ESF alumnus, golf course architect, reflects on successful career
Ann Kay, a former secretary for legendary architect I.M. Pei, wanted her son Stephen to follow in her boss’s footsteps.
He did, in a way.
Stephen Kay is an award-winning golf course architect with his own firm. Along with his partner, Doug Smith, Kay has designed 20 new golf courses and renovated more than 300.
Kay graduated from what he affectionately calls ‘the college with the longest name on earth,’ the State University of New York College of Environmental Science and Forestry, in 1974 with a degree in landscape architecture. Now, he is an adjunct professor of turf-grass management at Rutgers University.
Kay would sketch golf course designs in his notebook during classes and had an epiphany after reading an article about golf course architecture.
‘I said a prayer,’ Kay said. ‘I said, ‘God, I want to be a golf course architect.”
He was introduced to golf when he played on his high school golf team in Queens, N.Y. He fell in love with the game and dreamed of going professional some day. Kay left his dream behind after he played a tournament outside of the high school circuit. He realized the players from private clubs were much better than he expected.
He took the idea of building golf courses to his high school counselor, who helped him get in contact with several members of the American Society of Golf Course Architects. The members told him that no colleges offered programs in golf course architecture and advised him to major in civil engineering or landscape architecture.
In 1969, Kay began studying landscape architecture at ESF and joined the freshmen golf team, which was coached by Jim Boeheim.
When the two crossed paths again in the early 1980s at an alumni dinner, Boeheim didn’t remember Kay, and for good reason. At ESF, his name wasn’t Stephen Kay. He was known as Stephen Kachmarchyk.
‘I needed something simpler,’ Kay said. ‘In my 18 years of schooling, only two teachers ever pronounced it right.’
After graduating from ESF, Kay attended Michigan State University at the suggestion of a friend and earned a degree in turf-grass management. He then worked as a golf course superintendent and later collaborated with Bill Newcomb, the first golf course architect to work with renowned designer Pete Dye.
One of Kay’s favorite design projects was The Architects Golf Club in Lopatcong, N.J. When it was finished in 2001, Sports Illustrated ranked the course as one of the ‘Top 10 of 524 New Courses.’ Links Magazine ranked it ‘One of the 10 Best New Courses.’ Golf Digest gave it four and a half stars out of five.
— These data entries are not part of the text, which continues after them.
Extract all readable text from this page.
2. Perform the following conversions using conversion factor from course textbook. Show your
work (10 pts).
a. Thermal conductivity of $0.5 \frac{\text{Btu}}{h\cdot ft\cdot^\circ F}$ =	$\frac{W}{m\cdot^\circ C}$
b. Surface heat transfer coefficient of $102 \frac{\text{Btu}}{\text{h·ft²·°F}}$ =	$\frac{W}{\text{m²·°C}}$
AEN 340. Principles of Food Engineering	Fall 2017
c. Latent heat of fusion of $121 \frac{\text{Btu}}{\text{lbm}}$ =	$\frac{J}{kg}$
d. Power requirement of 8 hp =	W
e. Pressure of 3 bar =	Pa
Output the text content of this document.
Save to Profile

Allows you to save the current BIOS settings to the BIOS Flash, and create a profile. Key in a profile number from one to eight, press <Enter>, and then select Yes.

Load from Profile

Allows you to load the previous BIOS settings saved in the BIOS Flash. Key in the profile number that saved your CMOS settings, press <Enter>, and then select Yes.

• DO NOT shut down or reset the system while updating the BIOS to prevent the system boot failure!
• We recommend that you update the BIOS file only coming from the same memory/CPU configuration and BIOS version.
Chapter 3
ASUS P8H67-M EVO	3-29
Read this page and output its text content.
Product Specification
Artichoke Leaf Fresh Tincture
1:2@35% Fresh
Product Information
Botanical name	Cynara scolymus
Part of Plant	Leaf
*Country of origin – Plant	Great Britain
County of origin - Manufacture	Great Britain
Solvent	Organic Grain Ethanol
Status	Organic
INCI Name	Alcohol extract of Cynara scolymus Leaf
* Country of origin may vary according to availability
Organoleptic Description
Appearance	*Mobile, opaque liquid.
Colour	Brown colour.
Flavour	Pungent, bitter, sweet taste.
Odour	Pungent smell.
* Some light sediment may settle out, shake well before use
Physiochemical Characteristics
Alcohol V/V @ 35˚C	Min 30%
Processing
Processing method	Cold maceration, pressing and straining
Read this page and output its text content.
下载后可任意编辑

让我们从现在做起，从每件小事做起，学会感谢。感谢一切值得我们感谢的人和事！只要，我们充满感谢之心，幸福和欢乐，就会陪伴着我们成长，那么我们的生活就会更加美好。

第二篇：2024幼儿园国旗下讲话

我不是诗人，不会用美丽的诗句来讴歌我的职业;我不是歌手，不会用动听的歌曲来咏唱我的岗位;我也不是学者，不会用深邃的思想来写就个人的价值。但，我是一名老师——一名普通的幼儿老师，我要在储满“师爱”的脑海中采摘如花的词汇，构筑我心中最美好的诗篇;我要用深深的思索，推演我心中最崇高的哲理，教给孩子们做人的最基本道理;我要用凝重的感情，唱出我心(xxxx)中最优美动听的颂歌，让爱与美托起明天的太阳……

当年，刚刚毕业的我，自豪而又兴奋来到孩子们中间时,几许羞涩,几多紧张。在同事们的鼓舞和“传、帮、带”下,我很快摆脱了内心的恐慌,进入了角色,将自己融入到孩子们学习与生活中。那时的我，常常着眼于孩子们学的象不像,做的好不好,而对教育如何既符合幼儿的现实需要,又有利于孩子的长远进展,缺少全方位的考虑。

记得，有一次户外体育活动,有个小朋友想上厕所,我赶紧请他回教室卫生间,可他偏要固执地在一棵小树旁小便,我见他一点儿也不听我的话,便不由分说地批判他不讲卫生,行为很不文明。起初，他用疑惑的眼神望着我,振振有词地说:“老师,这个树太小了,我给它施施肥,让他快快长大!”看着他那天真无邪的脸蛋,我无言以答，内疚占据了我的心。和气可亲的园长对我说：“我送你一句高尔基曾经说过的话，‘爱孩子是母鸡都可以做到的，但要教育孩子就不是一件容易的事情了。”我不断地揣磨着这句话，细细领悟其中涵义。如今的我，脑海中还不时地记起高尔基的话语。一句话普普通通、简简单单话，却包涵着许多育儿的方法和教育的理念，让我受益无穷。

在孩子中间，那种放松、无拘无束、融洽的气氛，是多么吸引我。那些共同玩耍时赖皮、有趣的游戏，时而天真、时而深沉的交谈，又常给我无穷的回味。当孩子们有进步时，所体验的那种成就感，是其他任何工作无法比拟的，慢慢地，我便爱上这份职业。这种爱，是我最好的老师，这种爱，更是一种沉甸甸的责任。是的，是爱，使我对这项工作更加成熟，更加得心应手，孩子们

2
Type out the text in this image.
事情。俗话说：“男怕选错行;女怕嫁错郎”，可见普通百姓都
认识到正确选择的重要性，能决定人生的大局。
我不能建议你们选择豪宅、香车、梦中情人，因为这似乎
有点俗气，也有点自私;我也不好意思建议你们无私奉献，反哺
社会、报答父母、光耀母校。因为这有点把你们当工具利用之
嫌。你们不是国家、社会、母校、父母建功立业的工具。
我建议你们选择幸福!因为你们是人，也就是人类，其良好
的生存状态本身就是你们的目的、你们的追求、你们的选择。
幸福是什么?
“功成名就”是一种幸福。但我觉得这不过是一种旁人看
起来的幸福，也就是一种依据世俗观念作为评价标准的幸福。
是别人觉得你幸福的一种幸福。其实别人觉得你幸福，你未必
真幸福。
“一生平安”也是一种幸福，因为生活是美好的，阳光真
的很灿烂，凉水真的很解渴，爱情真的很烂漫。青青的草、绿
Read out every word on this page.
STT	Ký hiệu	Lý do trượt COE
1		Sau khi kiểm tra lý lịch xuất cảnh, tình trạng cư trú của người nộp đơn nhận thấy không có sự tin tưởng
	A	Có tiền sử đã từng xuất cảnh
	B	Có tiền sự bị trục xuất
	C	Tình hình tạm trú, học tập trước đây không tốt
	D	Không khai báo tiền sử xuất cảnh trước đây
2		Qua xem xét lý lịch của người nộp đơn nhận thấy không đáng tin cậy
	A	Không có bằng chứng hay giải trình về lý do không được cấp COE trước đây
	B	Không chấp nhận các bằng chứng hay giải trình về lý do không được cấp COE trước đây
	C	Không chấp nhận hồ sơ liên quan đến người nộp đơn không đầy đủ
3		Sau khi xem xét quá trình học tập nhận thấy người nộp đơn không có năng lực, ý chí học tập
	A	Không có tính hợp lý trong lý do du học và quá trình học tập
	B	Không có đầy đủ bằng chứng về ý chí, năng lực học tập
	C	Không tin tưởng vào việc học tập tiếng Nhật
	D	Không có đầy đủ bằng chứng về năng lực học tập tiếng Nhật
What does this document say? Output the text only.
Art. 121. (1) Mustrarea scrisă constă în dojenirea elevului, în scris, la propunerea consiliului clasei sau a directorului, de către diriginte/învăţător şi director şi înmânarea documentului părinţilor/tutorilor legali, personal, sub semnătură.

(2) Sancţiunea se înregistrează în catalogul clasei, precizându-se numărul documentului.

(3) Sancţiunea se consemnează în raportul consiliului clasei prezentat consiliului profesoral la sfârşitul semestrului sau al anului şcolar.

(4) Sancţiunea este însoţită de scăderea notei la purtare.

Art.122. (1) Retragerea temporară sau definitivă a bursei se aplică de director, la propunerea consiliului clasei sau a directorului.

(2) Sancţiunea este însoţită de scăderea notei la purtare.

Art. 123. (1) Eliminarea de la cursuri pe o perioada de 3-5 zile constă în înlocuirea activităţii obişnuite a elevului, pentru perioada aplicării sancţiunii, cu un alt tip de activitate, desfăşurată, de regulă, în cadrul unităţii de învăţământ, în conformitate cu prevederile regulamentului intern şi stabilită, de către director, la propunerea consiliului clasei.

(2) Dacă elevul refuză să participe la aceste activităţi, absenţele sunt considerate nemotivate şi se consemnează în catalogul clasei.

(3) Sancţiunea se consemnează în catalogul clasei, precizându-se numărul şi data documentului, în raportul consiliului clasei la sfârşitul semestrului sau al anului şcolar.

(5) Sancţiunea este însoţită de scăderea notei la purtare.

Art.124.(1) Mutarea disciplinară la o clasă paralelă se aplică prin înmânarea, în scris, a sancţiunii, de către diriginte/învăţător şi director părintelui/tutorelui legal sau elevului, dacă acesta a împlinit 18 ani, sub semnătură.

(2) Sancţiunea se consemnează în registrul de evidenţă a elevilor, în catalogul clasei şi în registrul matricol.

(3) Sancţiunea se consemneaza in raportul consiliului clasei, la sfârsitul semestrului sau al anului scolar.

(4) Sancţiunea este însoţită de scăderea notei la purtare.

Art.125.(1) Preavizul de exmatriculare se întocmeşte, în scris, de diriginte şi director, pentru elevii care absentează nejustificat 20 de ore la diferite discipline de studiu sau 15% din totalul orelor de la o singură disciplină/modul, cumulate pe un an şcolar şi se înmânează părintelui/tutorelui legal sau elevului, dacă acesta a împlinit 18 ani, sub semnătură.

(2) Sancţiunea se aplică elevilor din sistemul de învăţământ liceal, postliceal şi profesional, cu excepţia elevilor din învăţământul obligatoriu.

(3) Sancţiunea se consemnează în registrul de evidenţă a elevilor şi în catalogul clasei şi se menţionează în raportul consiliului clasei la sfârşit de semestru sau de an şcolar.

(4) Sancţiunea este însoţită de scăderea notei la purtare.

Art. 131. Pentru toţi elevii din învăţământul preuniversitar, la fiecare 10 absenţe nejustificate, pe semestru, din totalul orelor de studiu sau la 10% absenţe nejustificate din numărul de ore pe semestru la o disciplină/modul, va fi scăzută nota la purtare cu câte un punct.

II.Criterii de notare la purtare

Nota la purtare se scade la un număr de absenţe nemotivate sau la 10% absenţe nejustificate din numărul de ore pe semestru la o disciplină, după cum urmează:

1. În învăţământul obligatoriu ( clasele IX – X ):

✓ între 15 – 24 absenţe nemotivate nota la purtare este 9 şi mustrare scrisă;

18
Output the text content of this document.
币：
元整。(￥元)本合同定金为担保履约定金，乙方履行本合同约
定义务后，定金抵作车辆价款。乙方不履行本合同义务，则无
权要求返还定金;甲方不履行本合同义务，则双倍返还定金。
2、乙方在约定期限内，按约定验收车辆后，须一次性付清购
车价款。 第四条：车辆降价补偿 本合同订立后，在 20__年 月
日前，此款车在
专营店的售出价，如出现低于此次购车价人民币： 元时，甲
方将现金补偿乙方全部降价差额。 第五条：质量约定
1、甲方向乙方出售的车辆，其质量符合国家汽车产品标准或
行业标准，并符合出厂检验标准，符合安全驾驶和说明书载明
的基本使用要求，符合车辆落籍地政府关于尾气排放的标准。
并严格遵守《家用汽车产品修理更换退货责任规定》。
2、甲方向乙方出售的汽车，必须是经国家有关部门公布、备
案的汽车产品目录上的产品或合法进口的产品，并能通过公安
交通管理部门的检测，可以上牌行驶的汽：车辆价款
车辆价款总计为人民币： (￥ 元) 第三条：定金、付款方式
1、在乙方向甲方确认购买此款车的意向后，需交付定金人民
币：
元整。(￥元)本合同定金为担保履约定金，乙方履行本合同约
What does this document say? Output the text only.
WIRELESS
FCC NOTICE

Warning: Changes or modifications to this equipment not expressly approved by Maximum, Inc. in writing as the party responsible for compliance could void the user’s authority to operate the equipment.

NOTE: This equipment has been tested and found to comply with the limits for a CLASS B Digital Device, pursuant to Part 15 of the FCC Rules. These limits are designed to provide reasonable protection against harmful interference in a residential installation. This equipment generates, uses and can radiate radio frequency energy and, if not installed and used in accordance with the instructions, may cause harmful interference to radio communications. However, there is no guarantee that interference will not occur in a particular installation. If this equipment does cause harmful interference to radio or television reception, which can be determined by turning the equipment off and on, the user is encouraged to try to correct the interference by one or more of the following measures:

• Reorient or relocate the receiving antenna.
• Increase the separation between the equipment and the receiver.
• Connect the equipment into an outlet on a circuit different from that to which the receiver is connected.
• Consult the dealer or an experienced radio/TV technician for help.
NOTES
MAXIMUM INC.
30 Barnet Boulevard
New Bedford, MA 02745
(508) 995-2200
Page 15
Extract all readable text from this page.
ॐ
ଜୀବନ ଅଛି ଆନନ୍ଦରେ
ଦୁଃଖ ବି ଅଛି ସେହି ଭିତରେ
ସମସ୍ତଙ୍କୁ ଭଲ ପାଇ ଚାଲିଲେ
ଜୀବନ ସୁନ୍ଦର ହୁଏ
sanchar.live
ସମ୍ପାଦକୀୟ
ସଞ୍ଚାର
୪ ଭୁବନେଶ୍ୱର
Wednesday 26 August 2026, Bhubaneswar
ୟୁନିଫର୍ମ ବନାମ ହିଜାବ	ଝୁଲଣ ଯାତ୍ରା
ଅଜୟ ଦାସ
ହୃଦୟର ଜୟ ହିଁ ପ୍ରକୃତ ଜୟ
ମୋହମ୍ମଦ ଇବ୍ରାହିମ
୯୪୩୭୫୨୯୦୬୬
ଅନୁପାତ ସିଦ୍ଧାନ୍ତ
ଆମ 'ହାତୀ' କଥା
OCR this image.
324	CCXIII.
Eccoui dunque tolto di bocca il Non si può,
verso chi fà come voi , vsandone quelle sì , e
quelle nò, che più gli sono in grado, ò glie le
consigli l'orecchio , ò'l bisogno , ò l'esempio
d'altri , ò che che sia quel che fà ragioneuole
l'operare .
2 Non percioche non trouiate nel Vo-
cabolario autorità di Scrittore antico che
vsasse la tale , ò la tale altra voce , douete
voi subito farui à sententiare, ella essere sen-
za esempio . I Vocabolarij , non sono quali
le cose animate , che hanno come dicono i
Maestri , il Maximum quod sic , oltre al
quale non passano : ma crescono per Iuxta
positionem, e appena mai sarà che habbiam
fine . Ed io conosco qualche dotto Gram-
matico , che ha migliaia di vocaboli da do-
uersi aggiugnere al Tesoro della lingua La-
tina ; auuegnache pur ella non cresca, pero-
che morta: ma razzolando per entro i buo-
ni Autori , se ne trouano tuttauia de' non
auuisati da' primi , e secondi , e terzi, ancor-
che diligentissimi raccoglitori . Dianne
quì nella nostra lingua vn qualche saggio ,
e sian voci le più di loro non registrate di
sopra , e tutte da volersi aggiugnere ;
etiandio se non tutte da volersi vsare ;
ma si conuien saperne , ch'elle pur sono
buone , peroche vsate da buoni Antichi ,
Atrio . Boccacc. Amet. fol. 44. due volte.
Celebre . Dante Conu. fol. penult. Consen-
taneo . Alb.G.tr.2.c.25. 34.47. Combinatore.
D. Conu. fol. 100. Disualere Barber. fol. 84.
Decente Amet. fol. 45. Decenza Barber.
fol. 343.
The Lopatcong course is a like a museum of golf course design, Kay said. Each of the 18 holes is modeled in the style of a legendary golf course architect.
He was inspired after hearing about an exhibit showcasing the work of contemporary architects at the Museum of Modern Art in New York City. He originally wanted to see a similar exhibit with golf course architects, but then realized that a museum could not do the designs justice.
‘You can’t really show a golf course in photos,’ Kay said. ‘There are two parts. It’s the design and architectural beauty and then it’s the person playing it.
‘The person being on that particular hole at that particular course and experiencing the challenge and what that challenge does to him.’
Even though he’s gone on to a successful professional career, Kay said he has vivid memories of his time at ESF. He remembers the student strikes of 1970 following the Kent State University shooting. Student protesters shut the campus down for days, and 5,000 students marched to protest in downtown Syracuse, Kay said.
There are also funnier memories. Like the growing popularity of streaking, making him the involuntary spectator of many naked sprints across campus.
Talking about his final days on campus conjured up strong feelings for the otherwise comical Kay. Struggling to hold back tears, Kay recalled going to Marshall Hall after graduation, still in his cap and gown, to get his toolbox from the landscape architecture office.
He remembered on the way out of the building, he began to cry, overwhelmed by the realization of how much fun he had there and how much he would miss it when he left.